ARTIST: Rufus                                    Rufus_-_Rufusized

TITLE: Rufusized


CHART ACTION: #7 US, #2 R&B, #48 UK

SINGLES: Once You Get Started (#10 US, #4 R&B, #2 Dance) Please Pardon Me (You Remind Me of a Friend) (#48 US, #6 R&B)

OTHER SONGS YOU MAY KNOW: The deep cuts played on some radio stations.

LINEUP: Chaka Khan, Tony Maiden, Kevin Murphy, Bobby Watson, Andre Fischer

WHAT’S IT ALL ABOUT: Rushing back into the studio, Rufus recorded a set that kept their momentum that fit right next to their last record, even with turnovers in personnel.

SOME WORDS, PHRASES AND CLAUSES ABOUT THIS RECORD: To many people, Chaka Khan was Rufus, and that impression caused a few of their old members to bolt. But the replacements fit right into the groove established earlier in 1974, so all was good for this album.

It’s got a similar funky feel, and Chaka Khan’s vocals are the focal point (except for the funky instrumental “Rufusized”). None of the songs have reached the cultural zeitgeist of their early hits, yet most all of the cuts are quality, especially the early feminist anthem “I’m a Woman (I’m a Backbone)”

NOTES & MINUTIAE: Keyboard player Nate Morgan was on the album cover, but didn’t participate in the sessions.  And officially, the band is now Rufus (featuring Chaka Khan), but that’s unweildy.


 GRADE: A-:  A perfectly fine funky record.

Rufus – From Rags to Rufus

ARTIST: Rufus Rags_to_Rufus
TITLE: Rags to Rufus
SINGLES: Tell Me Something Good (#3, #3 R&B), You Got the Love (#11, #1 R&B)
OTHER SONGS YOU MAY KNOW: I don’t think so
LINEUP: Chaka Khan, Dennis Belfield, Andre Fisher, Kevin Murphy, Al Ciner, Ron Stockert, Tony Maiden.
WHAT’S IT ALL ABOUT: After one rather unsuccessful album, the record company hears the reactions to the Khan-sung singles, immediately says Chaka Khan should be the focal, and viola, hit city. Half of the band leaves after the album’s recorded.

SOME WORDS, PHRASES AND CLAUSES ABOUT THIS RECORD: Rufus had a tangled history from its formation to the recording of its first album, which rather much laid an egg. Still, the record company saw that some stations were playing the songs sung by Chaka Khan instead of the main single sung by Stockert. So, it was decided that Khan should be the focal point.

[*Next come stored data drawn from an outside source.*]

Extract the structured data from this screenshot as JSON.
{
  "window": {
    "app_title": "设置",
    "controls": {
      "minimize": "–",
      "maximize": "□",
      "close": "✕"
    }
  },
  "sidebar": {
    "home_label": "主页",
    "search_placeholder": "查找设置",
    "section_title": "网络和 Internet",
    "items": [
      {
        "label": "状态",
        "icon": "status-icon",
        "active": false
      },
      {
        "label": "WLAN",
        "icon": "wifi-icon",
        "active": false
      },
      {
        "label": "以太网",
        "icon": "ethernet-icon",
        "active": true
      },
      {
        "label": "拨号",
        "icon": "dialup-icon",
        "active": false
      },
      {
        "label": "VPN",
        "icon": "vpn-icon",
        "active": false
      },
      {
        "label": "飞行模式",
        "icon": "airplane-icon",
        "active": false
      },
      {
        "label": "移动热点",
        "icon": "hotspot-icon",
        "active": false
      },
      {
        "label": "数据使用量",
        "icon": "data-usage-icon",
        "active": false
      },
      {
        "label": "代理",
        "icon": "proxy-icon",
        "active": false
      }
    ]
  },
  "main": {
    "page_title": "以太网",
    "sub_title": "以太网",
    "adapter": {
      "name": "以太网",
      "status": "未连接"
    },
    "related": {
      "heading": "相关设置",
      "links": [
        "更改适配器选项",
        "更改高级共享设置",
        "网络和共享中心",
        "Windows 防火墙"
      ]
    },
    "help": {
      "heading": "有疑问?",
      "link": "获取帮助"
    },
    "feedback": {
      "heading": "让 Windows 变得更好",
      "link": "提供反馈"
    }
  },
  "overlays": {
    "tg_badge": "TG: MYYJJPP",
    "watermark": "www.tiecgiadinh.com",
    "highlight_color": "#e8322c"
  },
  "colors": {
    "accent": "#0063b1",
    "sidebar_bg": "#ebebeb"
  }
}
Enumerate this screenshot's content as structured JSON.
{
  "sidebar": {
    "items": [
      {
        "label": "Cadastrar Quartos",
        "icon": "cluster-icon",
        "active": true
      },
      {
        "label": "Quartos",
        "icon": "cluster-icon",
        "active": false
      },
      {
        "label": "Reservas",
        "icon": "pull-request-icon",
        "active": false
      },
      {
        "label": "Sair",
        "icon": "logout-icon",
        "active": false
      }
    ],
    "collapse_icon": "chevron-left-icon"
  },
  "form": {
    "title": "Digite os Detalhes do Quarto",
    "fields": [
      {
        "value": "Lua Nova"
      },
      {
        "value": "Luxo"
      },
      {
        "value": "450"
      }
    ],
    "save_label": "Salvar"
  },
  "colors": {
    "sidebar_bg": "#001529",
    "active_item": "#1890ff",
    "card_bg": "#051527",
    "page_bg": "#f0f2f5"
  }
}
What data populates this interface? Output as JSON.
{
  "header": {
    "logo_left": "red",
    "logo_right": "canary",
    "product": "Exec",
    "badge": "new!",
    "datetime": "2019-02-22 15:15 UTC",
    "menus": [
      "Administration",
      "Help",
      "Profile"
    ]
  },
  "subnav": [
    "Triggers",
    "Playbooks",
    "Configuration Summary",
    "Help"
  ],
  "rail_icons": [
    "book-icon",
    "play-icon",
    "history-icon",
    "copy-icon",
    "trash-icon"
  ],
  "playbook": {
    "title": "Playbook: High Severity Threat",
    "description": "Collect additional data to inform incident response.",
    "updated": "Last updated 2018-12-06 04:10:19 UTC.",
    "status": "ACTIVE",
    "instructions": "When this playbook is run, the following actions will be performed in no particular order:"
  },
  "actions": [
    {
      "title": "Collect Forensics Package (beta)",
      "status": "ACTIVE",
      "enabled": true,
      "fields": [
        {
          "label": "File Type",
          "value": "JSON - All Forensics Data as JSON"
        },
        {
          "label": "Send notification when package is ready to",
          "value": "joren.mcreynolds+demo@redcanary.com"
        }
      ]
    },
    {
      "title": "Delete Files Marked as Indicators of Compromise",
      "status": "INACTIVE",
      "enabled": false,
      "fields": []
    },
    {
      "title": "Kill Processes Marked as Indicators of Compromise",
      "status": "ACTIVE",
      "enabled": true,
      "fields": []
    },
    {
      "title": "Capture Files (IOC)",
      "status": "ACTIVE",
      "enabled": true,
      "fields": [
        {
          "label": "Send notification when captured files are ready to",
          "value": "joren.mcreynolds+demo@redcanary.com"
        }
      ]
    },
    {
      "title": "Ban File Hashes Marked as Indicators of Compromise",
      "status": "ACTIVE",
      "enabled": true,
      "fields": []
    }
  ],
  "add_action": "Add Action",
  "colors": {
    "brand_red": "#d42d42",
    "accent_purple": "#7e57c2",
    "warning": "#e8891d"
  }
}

Tension? Yeah, that created tension. But that also created a new sound a pretty decent album. There’s some hot funk, some decent soul and Khan can sing some ballads as well. They also had some heavy-hitting songwriting help. Stevie Wonder gave them “Tell Me Something Good” and Ray Parker, Jr. co-wrote “You Got the Love” with Khan and the team of Ashford and Simpson contributed the ballad “Ain’t Nothin’ But a Maybe”.

It’s not totally polished, as the tension also made the production rushed (Stockert left halfway through the recording – and Ciner and Belfield left soon after). Still, there are enough good cuts to keep this around.

NOTES & MINUTIAE: Their first album seems not to exist in the streaming world. That’s OK; I’m not listing as missing. It was little noticed when it was out.


GRADE: B+: I wavered on moving this up a notch because of the great singles, but there’s just something a bit rough about some of the album cuts.